Son épouse est actuellement accusée de corruption et de trafic d'influence, même si elle se défend en invoquant une machination politique. Son frère doit comparaître en justice avant l'été pour des chefs de malversation, prévarication et trafic d'influence. Deux de ses principaux collaborateurs à la tête du PSOE font l'objet de poursuites pour corruption. D'autres responsables du parti sont mis en cause pour des affaires de harcèlement sexuel.

Une manœuvre qui porte ses fruits électoraux

Cette stratégie de diversion semble produire des effets. Les élections au parlement régional de Castille-et-León, le 16 mars, bien que remportées par la droite comme précédemment, ont permis aux socialistes de stopper une série de reculs lors de scrutins locaux et d'améliorer légèrement leurs résultats.

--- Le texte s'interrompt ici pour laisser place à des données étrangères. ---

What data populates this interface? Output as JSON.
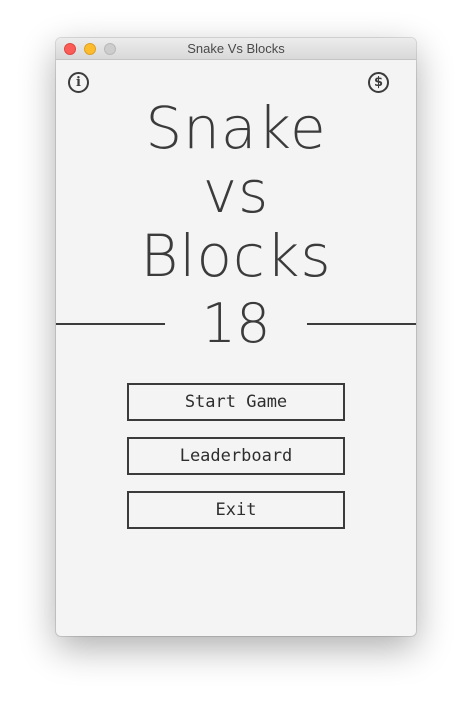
{
  "window": {
    "title": "Snake Vs Blocks",
    "controls": {
      "close_color": "#fc5c57",
      "minimize_color": "#fdbc2e",
      "zoom_color": "#cdcdcd"
    }
  },
  "toolbar": {
    "info_icon": {
      "icon": "info-icon",
      "glyph": "i"
    },
    "dollar_icon": {
      "icon": "dollar-icon",
      "glyph": "$"
    }
  },
  "title_lines": [
    "Snake",
    "vs",
    "Blocks"
  ],
  "score": "18",
  "menu": {
    "start_label": "Start Game",
    "leaderboard_label": "Leaderboard",
    "exit_label": "Exit"
  }
}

Au pouvoir depuis 2018, Sanchez s'est déjà déclaré candidat à un troisième mandat. Les élections générales sont prévues au plus tard en août 2027, mais le chef du gouvernement pourrait choisir de les anticiper pour capitaliser sur sa posture internationale et contourner les tempêtes judiciaires.

Cette approche révèle un paradoxe saisissant : un leader qui se pose en défenseur de l'éthique sur la scène mondiale tout en naviguant dans des eaux troubles sur le plan national, où les accusations de corruption et d'influence illégitime menacent de saper sa crédibilité et l'avenir de son parti.